A large shipment of brand new Humvee’s arrived at the port.  These vehicles were so new that their original issued equipment that came with the vehicle (shovel, pick, top, book etc, ) were still packed in boxes.  They were so new that there was no painted unit designations or bumper numbers painted on them. These Humvee’s were all parked in a large holding lot.  We heard on Radio AFN (Armed Forces Network) that they believed that there was enemy soldiers or terrorists loose in the port because someone had taken several of these vehicles.  About that time several soldiers were seen driving new Humvee’s with freshly painted bumpers. Fortunes of war ?  Anyway, word went out, that if anyone were caught with a vehicle that didn’t belong to their unit, they would be in deep trouble (what are they going to do, send me to war?)  It was amazing that no one was seen driving new Humvees again. Figure that! 

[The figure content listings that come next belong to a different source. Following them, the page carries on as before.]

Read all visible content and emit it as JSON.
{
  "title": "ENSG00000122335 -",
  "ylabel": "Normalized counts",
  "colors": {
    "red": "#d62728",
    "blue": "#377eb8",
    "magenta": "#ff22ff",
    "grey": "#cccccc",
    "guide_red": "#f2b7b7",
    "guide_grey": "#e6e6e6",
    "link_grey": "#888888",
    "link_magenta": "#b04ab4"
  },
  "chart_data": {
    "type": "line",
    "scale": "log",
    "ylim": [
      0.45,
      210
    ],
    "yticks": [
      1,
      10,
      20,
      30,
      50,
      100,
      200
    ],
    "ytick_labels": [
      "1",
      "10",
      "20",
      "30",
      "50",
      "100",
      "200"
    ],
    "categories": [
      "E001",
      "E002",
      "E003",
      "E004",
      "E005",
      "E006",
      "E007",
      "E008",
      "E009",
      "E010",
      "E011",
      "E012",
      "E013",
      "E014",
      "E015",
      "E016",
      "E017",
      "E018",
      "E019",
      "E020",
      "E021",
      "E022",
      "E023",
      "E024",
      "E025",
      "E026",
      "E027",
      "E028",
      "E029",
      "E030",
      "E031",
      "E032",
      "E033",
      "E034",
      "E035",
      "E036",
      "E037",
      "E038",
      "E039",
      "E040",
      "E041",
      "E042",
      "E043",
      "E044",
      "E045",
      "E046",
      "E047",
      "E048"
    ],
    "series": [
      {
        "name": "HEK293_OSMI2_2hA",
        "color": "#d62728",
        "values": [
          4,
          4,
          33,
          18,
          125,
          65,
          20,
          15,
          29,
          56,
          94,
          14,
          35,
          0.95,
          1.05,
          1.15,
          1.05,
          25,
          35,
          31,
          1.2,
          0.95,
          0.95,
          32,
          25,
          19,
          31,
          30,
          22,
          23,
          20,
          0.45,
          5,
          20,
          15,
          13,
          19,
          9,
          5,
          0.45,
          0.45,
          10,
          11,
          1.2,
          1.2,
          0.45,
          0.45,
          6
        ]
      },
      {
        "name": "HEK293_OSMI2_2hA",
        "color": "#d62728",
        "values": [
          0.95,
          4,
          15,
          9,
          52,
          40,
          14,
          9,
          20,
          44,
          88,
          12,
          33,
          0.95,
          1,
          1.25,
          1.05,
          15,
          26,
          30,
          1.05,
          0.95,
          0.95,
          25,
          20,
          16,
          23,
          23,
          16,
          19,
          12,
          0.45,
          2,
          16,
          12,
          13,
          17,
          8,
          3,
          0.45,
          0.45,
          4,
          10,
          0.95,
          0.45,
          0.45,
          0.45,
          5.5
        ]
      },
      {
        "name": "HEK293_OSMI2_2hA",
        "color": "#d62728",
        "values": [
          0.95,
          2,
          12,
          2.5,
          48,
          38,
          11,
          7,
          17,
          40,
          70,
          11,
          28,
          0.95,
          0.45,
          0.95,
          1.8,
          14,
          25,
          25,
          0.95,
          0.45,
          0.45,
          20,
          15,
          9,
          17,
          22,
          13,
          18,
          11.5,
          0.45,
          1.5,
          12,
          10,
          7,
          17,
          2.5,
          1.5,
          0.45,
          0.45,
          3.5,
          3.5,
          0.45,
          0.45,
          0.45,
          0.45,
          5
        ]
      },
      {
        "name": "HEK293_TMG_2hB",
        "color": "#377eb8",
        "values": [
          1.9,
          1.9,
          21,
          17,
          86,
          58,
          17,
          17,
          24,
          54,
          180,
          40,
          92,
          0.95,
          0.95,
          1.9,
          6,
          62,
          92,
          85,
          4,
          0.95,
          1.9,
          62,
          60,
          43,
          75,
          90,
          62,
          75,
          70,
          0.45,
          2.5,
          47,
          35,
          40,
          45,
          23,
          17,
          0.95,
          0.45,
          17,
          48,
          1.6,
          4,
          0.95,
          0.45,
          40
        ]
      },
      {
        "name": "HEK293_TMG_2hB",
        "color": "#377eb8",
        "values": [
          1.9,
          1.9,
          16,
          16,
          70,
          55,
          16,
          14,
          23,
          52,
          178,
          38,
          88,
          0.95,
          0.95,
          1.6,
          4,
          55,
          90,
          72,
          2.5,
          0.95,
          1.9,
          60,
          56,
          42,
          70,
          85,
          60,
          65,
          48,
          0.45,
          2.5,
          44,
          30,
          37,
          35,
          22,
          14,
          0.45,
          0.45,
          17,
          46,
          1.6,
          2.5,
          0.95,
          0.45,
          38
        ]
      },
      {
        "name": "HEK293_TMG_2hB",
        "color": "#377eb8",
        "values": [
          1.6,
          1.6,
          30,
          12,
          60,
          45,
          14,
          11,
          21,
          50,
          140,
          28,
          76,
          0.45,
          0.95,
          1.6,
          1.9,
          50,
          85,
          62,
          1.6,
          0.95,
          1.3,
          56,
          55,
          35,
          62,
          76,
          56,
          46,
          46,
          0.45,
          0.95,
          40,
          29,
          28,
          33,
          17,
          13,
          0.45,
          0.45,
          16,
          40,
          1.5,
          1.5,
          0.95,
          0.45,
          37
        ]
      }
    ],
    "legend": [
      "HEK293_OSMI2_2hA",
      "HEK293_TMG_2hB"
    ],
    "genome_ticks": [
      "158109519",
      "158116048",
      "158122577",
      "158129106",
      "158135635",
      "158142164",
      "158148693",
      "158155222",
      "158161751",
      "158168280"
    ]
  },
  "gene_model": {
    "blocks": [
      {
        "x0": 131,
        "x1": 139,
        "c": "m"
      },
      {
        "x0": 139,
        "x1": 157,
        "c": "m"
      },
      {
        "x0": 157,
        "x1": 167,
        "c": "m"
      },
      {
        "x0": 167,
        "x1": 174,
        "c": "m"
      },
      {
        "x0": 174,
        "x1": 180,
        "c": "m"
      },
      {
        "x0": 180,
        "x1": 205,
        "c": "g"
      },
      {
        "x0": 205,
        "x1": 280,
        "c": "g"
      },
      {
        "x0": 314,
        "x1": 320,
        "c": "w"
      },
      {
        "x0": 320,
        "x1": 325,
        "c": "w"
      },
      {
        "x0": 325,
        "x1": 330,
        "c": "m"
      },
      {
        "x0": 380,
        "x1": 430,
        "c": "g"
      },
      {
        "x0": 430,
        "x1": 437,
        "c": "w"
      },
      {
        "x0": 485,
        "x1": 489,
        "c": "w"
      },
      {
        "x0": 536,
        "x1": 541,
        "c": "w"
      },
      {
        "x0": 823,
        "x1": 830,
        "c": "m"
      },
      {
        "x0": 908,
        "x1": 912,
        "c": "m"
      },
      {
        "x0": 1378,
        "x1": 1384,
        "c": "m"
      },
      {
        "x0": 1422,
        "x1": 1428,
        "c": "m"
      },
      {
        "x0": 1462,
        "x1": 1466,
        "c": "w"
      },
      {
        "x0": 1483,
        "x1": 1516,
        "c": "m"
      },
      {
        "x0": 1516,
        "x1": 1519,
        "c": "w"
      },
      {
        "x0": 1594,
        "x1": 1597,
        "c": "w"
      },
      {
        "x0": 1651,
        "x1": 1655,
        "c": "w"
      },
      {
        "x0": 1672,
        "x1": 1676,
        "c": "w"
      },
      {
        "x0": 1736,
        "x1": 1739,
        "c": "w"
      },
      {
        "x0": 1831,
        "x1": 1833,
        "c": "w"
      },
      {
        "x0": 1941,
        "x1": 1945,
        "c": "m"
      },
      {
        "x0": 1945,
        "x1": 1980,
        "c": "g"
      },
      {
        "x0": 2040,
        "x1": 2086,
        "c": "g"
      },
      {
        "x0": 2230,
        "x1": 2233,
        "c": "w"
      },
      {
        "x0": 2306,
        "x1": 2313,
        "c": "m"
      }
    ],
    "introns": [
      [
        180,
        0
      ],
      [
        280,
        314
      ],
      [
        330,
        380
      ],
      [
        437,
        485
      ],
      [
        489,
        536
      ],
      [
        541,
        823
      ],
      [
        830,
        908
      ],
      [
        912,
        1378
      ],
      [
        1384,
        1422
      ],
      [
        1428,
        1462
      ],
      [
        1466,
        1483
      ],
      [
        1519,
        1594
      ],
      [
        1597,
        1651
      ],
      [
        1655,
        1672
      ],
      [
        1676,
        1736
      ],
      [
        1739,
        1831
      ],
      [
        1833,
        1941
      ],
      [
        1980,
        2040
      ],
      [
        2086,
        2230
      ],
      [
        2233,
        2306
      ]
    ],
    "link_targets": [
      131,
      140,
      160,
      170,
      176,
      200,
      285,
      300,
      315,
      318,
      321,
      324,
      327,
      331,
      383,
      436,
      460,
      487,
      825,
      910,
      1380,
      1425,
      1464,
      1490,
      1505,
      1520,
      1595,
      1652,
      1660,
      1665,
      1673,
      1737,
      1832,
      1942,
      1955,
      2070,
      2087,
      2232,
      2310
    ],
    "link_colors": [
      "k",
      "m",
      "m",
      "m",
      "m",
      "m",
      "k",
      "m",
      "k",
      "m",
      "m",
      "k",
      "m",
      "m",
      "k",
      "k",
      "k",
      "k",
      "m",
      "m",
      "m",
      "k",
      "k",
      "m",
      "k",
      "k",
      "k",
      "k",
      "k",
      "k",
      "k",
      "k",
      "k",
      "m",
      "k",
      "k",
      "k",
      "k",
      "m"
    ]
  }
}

Early February 1991 most of the battalion was deployed to the desert with about ½ of the battalion equipment because the rest had not arrived.  Our first assembly area called “Henry” was located 200 miles inland and 100 miles south of Kuwait. The landscape at Henry was that of the moon, flat with little rock all over and the ability to see 20 miles in all directions. 

The reason the rest of the battalions equipment had not arrived was that the equipment was loaded on several ships and by coincidence a couple of the ships that had battalion equipment on them broke down.  70 personnel were left in port to receive the rest of the equipment and procure any other needed equipment.  The port detachment was moved from tent city to the warehouse on the side where the ships were unloaded.  As aircraft arrived in port, they were taped and painted and prepared to move to the assembly area and when ready, pilots would come back from Henry and fly them to the assembly area.

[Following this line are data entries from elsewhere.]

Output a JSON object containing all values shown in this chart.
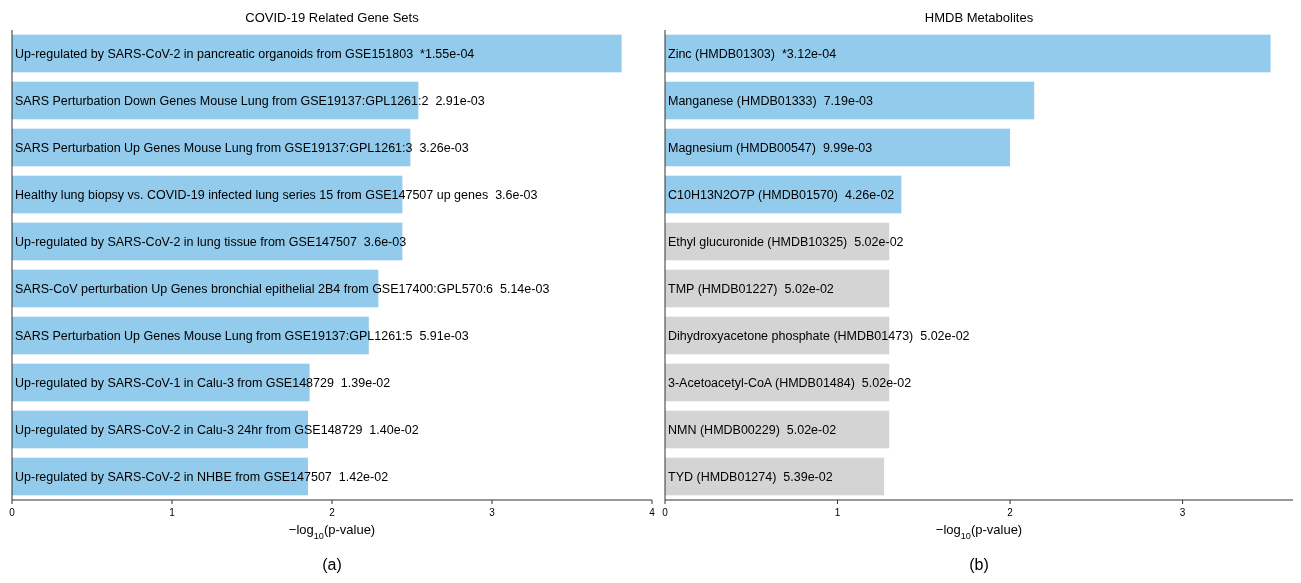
{
  "chart_data": [
    {
      "type": "bar",
      "orientation": "horizontal",
      "title": "COVID-19 Related Gene Sets",
      "xlabel": "−log$_{10}$(p-value)",
      "annotations": [
        "(a)"
      ],
      "categories": [
        "Up-regulated by SARS-CoV-2 in pancreatic organoids from GSE151803  *1.55e-04",
        "SARS Perturbation Down Genes Mouse Lung from GSE19137:GPL1261:2  2.91e-03",
        "SARS Perturbation Up Genes Mouse Lung from GSE19137:GPL1261:3  3.26e-03",
        "Healthy lung biopsy vs. COVID-19 infected lung series 15 from GSE147507 up genes  3.6e-03",
        "Up-regulated by SARS-CoV-2 in lung tissue from GSE147507  3.6e-03",
        "SARS-CoV perturbation Up Genes bronchial epithelial 2B4 from GSE17400:GPL570:6  5.14e-03",
        "SARS Perturbation Up Genes Mouse Lung from GSE19137:GPL1261:5  5.91e-03",
        "Up-regulated by SARS-CoV-1 in Calu-3 from GSE148729  1.39e-02",
        "Up-regulated by SARS-CoV-2 in Calu-3 24hr from GSE148729  1.40e-02",
        "Up-regulated by SARS-CoV-2 in NHBE from GSE147507  1.42e-02"
      ],
      "values": [
        3.81,
        2.54,
        2.49,
        2.44,
        2.44,
        2.29,
        2.23,
        1.86,
        1.85,
        1.85
      ],
      "colors": [
        "#92cbeb",
        "#92cbeb",
        "#92cbeb",
        "#92cbeb",
        "#92cbeb",
        "#92cbeb",
        "#92cbeb",
        "#92cbeb",
        "#92cbeb",
        "#92cbeb"
      ],
      "xlim": [
        0,
        4
      ],
      "xticks": [
        0,
        1,
        2,
        3,
        4
      ]
    },
    {
      "type": "bar",
      "orientation": "horizontal",
      "title": "HMDB Metabolites",
      "xlabel": "−log$_{10}$(p-value)",
      "annotations": [
        "(b)"
      ],
      "categories": [
        "Zinc (HMDB01303)  *3.12e-04",
        "Manganese (HMDB01333)  7.19e-03",
        "Magnesium (HMDB00547)  9.99e-03",
        "C10H13N2O7P (HMDB01570)  4.26e-02",
        "Ethyl glucuronide (HMDB10325)  5.02e-02",
        "TMP (HMDB01227)  5.02e-02",
        "Dihydroxyacetone phosphate (HMDB01473)  5.02e-02",
        "3-Acetoacetyl-CoA (HMDB01484)  5.02e-02",
        "NMN (HMDB00229)  5.02e-02",
        "TYD (HMDB01274)  5.39e-02"
      ],
      "values": [
        3.51,
        2.14,
        2.0,
        1.37,
        1.3,
        1.3,
        1.3,
        1.3,
        1.3,
        1.27
      ],
      "colors": [
        "#92cbeb",
        "#92cbeb",
        "#92cbeb",
        "#92cbeb",
        "#d4d4d4",
        "#d4d4d4",
        "#d4d4d4",
        "#d4d4d4",
        "#d4d4d4",
        "#d4d4d4"
      ],
      "xlim": [
        0,
        3.64
      ],
      "xticks": [
        0,
        1,
        2,
        3
      ]
    }
  ]
}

Finally all the equipment arrived, extra equipment that was purchased in Saudi was loaded on the trucks and the two-day trip to Henry was ready to begin.  One Hemmit was loaded with all the additional tires that were ordered or purchased and by the time it was loaded it looked like the “Goodyear Tire Man.”  One other problem that occurred was there were not enough licensed drivers to move the equipment that had to be moved.  The reason for this was that the battalion had been issued several more fuel and ammo Hemmit’s to be able to support an extended attack.  Some quick lessons on what not to do with a vehicle that large, a couple of spins around the parking lot and a trip to the fuel site and we were ready to go. 

The road trip to Henry was quite exciting as the route taken to the assembly area was the equivalent to the “Road from Hell.”  It seems that one of the Saudi customs, while driving, was to trust in Ala, as in “it is the will of Ala” so, the Saudi drivers would pull out on the two lane road to pass someone in front of them and would not pull back in until finished.  If there happened to be a truck going the other way, so be it, they would not pull back in.  Consequently, there were smashed cars from head on collisions littered all over the highway.  No one came to pick up the cars, but just pushed them off the road on to the side where they remained for all time.  A rusty reminder of “the will of Ala.”  Driving those Hemmit’s became a challenge as to how fast you could swerve off the road and avoid a head-on collision.  To the very great credit of all the young soldiers on that road march, there was not one incident. 

Life in Henry was at a little faster pace.  We practiced common soldier skills, with a deep concentration on chemical warfare and first aid.